The new plan is based on 100,000 tumor samples from around the world including Asia, where lung cancer rates are projected to climb because of trends in smoking, unhealthy lifestyles and aging populations.
It keeps four broad groupings but sorts people more precisely based on refined understanding of tumor characteristics.
The result: "There will clearly be shifting of patients from categories not operable to operable" -- as many as 10,000 a year in the United States, said Dr. David Johnson, a lung cancer specialist at Vanderbilt University in Nashville, Tennessee. He reviewed the plan, which was partly published in a medical journal recently.
The stage of the tumor at diagnosis is the best predictor of survival. Only 20 percent of cases are diagnosed in Stages 1 or 2, when tumors are small and confined to a lung, Johnson said. About 30 percent to 40 percent are found in Stage 4, after they have widely spread. The rest are in the middle.
Five-year survival rates are 47 percent for Stage 1 and 26 percent for Stage 2, but only 8 percent for Stage 3, and 2 percent for Stage 4, according to the American College of Surgeons.

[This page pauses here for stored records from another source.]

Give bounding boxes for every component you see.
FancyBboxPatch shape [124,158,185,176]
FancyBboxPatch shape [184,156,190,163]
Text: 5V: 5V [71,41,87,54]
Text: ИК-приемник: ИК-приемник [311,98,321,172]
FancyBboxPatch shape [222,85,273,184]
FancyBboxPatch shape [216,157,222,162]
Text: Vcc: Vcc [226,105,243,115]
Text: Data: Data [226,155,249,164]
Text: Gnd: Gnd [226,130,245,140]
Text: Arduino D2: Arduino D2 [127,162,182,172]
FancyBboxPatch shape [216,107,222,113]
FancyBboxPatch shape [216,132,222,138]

Most lung cancers are the type called "non-small cell," which is covered by the new staging system. The system was developed by the International Association for the Study of Lung Cancer, a group of lung cancer specialists from around the world.
Dr. Peter Goldstraw, a surgeon at the Royal Brompton Hospital in London, England, led the project, and Canadian scientists independently validated the recommended changes by comparing survival across geographic regions.
Among the changes: creating more sub-stages for tumor size, reassigning some large tumors to a more advanced stage, reclassifying tumors that have spread into the fluid surrounding the lung, and recognizing that spread to certain lymph nodes is more dangerous than its spread to others.
"By changing some of these groupings, some patients will get moved to an earlier stage of disease for which we tend to be more aggressive" in treatment, said Dr. Joan Schiller, a lung cancer specialist at the University of Texas Southwestern Medical Center in Dallas.
"Before, a patient may have only been offered chemotherapy. They may now be offered chemotherapy and radiation," or more intense radiation, she said.
Conversely, some people thought to have earlier-stage tumors now will be grouped with those whose tumors have widely spread, and discouraged from undergoing therapies that have little chance of helping them.
"In some cases, patients were getting inappropriately aggressive treatment," Schiller said.
Some people with very small tumors may get away with less therapy -- taking out just a segment of lung instead of an entire lobe, said Dr. Stephen Swisher, a chest surgeon at M.D. Anderson.
The impact of the changes in Europe and Japan is unclear because doctors in those countries tend to remove whole lungs rather than lobes to treat lung cancer, Johnson noted.
Doctors hope that ultimately survival will improve, but that won't happen "unless we get patients into the right hands" and they get correct treatment, Johnson said.
Revising the staging system also will do little good if doctors don't do the right tests to properly stage a tumor, said Dr. Len Lichtenfeld, deputy chief medical officer of the American Cancer Society.
Staging for lung and other types of cancer should become even more precise in the near future as biomarkers and gene tests are developed to better sort patients, he added.